ThereAreChameleonsEverywhereProbably
I did it, it was horrible. Your answer is timed and you watch yourself all big on the screen in real time answer interview questions and it's so distracting that I sorta stumbled through the first question
aThingWithTheStufAndTheJunk
Fun fact: those are biased against minorities because of course they are.
alaest0r
I'll do it with a vtuber model
fenrishero
Jesus, I'd rather be ghosted than deal with that.
HandoB4Javert
If it's a programming job, get ChatGPT to answer the questions ONLY with other questions...
KMakyra
I did it for the game company I work for. It's a "vibe check" essentially. Mostly trying to see who is willing to put up with pointless bull, I'm sure.
Manse84
You should try the interview process for DoD civilians in the US. You get 3-5 questions half an hour before, then you have 25-45 minutes (depending on the job) to answer all of them while the panel just sits there. They're not allowed to ask questions, and half the time it's a phone interview so you're just talking into the void the whole time
jamandtoast
That's a standard interview process for American government jobs. They do this for State jobs here. It's very strange the first time you do it.
Snowflake1942
And then the payoff is you get an average paying job where you can twiddle your thumbs for 40 years until you retire.
1BadPanda
That sounds wonderful. I could talk about what I can do with a computer for hours.
Manse84
It's not super bad in person, you can plot out your responses and tweak it as you go based on their reactions. But on the phone, you're constantly worrying if you disconnected (your time doesn't reset if you do)
Isorikk
Installing Minecraft probably won't impress them much 😕
Isorikk
One job I applied for asked me to leave a five minute voice recording of why I think I'm outstanding in my field for a level one tech support position. When I didn't, they actually followed up to ask if I was going to leave the voicemail and I said nope but if you think my resume is interesting enough to reach out I'm happy to schedule an interview! They ghosted me after that.
geekykeycap
"I'm not fucking dancing for you"
"Yeah this candidate sounds difficult to work with"

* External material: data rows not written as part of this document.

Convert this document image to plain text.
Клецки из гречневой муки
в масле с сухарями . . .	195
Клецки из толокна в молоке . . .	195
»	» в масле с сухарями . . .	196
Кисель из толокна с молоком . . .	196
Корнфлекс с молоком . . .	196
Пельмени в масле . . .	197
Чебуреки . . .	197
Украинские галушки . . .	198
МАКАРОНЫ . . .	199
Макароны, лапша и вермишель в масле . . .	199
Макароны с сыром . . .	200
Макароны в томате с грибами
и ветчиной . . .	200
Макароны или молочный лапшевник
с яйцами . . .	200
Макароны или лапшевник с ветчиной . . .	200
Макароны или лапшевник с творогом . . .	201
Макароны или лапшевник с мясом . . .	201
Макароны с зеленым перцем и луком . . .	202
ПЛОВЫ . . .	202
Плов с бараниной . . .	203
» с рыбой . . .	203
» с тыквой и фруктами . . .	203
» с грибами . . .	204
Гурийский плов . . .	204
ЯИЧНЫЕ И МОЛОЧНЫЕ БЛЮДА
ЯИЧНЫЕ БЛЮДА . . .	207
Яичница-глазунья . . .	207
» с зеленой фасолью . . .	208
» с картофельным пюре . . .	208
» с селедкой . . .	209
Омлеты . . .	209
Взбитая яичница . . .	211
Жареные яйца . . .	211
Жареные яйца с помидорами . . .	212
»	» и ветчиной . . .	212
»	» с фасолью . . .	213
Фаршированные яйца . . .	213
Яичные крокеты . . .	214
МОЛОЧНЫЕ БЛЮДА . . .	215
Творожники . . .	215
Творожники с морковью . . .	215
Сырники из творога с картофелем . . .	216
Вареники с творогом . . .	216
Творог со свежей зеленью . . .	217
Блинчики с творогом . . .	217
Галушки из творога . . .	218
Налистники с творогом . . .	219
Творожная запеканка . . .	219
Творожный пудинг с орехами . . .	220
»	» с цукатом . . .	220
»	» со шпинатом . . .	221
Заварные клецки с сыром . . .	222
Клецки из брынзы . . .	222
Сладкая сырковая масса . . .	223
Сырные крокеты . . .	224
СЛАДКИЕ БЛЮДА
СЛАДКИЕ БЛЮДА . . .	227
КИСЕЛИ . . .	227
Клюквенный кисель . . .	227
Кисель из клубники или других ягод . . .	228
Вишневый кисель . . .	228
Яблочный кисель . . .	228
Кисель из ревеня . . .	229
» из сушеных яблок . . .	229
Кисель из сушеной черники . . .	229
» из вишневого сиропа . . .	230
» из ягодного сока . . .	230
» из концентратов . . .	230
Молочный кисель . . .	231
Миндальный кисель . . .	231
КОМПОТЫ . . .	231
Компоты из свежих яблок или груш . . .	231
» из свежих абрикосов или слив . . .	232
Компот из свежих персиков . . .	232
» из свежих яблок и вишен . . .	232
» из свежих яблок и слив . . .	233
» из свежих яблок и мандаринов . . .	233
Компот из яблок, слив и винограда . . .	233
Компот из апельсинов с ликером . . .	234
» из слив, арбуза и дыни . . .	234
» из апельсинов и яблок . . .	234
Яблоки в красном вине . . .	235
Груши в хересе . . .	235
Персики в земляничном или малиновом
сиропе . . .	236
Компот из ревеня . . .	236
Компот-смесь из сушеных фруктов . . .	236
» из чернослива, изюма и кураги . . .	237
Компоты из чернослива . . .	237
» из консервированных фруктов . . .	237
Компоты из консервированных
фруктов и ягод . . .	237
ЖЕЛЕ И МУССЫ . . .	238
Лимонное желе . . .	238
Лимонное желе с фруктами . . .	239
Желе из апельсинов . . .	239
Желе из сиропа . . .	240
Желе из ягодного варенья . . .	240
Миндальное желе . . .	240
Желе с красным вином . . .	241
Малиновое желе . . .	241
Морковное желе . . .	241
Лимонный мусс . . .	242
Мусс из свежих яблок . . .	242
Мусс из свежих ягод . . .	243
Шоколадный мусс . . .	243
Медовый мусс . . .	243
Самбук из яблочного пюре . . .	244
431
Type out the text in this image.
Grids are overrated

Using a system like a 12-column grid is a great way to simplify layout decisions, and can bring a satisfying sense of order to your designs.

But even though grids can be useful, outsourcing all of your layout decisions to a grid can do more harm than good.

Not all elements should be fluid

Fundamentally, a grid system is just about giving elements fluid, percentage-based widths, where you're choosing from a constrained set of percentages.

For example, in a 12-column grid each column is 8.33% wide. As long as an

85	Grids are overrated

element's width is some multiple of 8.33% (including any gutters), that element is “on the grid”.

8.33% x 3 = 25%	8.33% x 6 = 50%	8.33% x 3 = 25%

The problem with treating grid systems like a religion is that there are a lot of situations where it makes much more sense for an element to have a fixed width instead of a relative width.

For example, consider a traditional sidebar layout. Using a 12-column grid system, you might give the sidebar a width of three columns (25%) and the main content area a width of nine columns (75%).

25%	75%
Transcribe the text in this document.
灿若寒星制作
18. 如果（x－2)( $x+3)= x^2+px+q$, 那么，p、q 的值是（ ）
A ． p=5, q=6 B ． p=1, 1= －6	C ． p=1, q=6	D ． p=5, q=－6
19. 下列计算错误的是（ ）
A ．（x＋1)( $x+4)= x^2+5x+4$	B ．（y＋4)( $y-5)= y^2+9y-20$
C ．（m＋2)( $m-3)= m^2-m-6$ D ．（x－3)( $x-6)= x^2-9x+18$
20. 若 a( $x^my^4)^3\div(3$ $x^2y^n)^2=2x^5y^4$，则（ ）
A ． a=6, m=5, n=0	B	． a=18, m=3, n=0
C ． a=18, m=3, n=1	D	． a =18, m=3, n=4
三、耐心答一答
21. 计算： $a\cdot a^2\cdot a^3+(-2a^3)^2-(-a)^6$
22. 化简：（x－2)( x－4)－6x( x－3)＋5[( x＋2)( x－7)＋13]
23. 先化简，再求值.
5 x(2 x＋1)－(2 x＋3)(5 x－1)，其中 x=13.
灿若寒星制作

You dodged a bullet I'm guessing, friend.
Anudderuser
Sounds like an excellent way to discriminate without evidence of discrimination.
PallasCatgirl
Yep. If I run into another of those in my job hunt, I may submit a complaint to the EEOC about it, just to see what they have to say. (I tried emailing and asking, but they just said to submit a complaint if I have a concern, which I didn't want to deal with at the time.)
IAmGmork
DuchessPickles
On the flip side (trying to see the positive), it's also a way for companies to see if they are hiring diversity. It's obviously hard to tell from a resume and we are not legally allowed to ask. I would definitely hate doing this myself, however.
TheManWh0SoldTheWorld
There's usually a part where you fill out your ethnicity. More places are adding the "I prefer not to say option" too.
mikeatike
Lol, that is incredibly naive. They can find that out in a real in person or video interview.
MCpeepantz
In fact most of the jobs Ive applied to on Indeed have several "optional" sections where you can list your ethnicity, gender, military history, etc. They absolutely can ask, they just dont have to report that what is being asked is actually a requirement or not (even if they say it doesn't matter). They just have to post a "we are not racist, or discriminatory" blanket statement.